Subject Re: Optimisation Question
Author Svein Erling Tysvær
Hi Giulio!

Using NOT EXISTS (SELECT * FROM is generally a good option, although I
think Firebird has become better than InterBase was with NOT IN
(SELECT <field> FROM trying to translate most of them into a NOT
EXISTS. Maybe it was the DISTINCT that made things slow for you? In
the very near future I plan to run a program that will run a joined
query with several subselects (including a ... WHERE <field> = (SELECT
COUNT(DISTINCT <field>)...) more than 2000 times on tables with a few
hundred thousand records and I expect it to occupy that computer for
one or more days. Hence, 'dog slow' on tables your size when you
simply use a NOT EXISTS (or NOT IN without distinct) sounds strange
(mind you, I've never seen an animal run faster than the dog we used
to have), and I would guess that some indexes may be used
inappropriately.
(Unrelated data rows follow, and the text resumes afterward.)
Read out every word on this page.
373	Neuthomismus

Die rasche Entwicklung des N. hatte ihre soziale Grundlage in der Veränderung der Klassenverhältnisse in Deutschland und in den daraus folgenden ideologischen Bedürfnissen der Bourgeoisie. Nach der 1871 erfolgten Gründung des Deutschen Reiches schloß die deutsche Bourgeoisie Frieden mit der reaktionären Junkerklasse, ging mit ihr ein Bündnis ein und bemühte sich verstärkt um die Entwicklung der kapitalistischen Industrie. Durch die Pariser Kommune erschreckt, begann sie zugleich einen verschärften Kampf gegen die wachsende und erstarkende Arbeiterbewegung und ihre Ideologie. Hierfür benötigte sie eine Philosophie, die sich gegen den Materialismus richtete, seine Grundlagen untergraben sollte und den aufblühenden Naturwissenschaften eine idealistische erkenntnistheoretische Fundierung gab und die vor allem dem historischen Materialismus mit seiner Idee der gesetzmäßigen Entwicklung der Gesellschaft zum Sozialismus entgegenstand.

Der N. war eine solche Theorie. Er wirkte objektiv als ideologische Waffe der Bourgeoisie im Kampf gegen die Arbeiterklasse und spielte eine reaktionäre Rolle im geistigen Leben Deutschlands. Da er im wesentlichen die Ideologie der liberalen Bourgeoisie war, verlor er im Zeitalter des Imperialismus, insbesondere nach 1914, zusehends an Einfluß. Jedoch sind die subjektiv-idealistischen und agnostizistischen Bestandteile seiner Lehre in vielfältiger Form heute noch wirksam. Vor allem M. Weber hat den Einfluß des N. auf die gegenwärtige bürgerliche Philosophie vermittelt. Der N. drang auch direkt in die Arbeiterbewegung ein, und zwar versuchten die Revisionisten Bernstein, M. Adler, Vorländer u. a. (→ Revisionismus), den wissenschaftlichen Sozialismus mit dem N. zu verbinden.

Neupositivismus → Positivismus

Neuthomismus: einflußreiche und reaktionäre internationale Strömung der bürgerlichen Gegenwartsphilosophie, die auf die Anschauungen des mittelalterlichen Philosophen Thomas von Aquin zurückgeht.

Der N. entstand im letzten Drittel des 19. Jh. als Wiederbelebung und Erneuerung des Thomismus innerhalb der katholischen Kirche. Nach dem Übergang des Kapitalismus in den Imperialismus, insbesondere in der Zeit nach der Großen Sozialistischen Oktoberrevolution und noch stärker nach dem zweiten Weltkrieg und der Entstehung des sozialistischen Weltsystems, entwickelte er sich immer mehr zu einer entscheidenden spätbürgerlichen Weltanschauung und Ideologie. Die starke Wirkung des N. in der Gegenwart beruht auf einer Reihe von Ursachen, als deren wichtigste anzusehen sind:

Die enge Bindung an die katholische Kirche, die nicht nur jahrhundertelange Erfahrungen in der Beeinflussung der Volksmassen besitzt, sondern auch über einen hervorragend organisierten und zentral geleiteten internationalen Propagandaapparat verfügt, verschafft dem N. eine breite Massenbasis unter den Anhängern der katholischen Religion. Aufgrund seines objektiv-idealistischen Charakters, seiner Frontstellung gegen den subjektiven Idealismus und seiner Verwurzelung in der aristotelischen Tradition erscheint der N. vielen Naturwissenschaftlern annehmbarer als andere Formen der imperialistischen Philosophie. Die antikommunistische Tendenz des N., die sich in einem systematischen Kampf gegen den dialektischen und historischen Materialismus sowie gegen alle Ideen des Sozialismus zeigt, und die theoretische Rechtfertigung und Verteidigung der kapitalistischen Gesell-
Post the query with the plan here, and we will see if
we can help.

Set

--- In firebird-support@yahoogroups.com, "donjules2k" wrote:
> Thank you very much for your input on this.
>
> Set, you now bring me to my next question. I have another query
> which does a NOT IN using a subquery. The outer table has about 2000
> rows and the inner table has about 32000.
>
> As you can imagine my query runs dog slow and I was going to ask
> what was the best way to optimise it. I tried using an inner join
> with != and much as I though, that was a crazy idea and would lead
> to the same if not longer execution time. I see you run a query
> like:
>
> select TABLE_A.field1
> from TABLE_A
> where not exists (SELECT * FROM TABLE_B WHERE TABLE_A.joinfield =
> TABLE_B.joinfield)
>
> Is this the best way to run such a query in firebird?
>
> Also, what are the plans for the next FB release and how high a
> priority is plan optimisation?
>
> Thanks again :-)
>
> Giulio
>
>
>
> --- In firebird-support@yahoogroups.com, Svein Erling Tysvær
> <svein.erling.tysvaer@k...> wrote:
> > --- In firebird-support@yahoogroups.com, "Arno Brinkman" wrote:
> > > Hi,
> > >
> > > > > With firebird, why is that this:
> > > > >
> > > > > select TABLE_A.field1
> > > > > from TABLE_A
> > > > > where TABLE_A.joinfield not in
> > > > > (select distinct joinfield from TABLE_B)
> > > > >
> > > > > runs much much much slower than
> > > > >
> > > > > SELECT TABLE_A.field1
> > > > > from TABLE_A
> > > > > inner JOIN TABLE_A on TABLE_A.joinfield = TABLE_B.joinfield
> > > > >
> > > > > which is lightning quick.
> > > >
> > > > The optimizer could rewrite the first query into the second,
> but
> > > > doesn't. Arno might explain why ;-)
> > >
> > > Well, certainly in this case they are complete different
queries?
> > > Would not be good if engine would rewrite query1 into query2 ;-)
> >
> > Maybe we could introduce a new SQL extention:
> >
> > select TABLE_A.field1
> > from TABLE_A
> > where TABLE_A.joinfield not in
> > (select distinct joinfield from TABLE_B)
> > USING UPSCENE OPTIMIZATION [WITHOUT BAMSEMUMS]
> >
> > which created such funny results?
> >
> > On a more serious note, why does the optimizer care about DISTINCT
> > when using subselects with [NOT] IN at all? Anyway, it is strange
> SQL
> > and I think I will continue using
> >
> > select TABLE_A.field1
> > from TABLE_A
> > where not exists (SELECT * FROM TABLE_B WHERE TABLE_A.joinfield =
> > TABLE_B.joinfield)
> >
> > for such queries.
> >
> > Set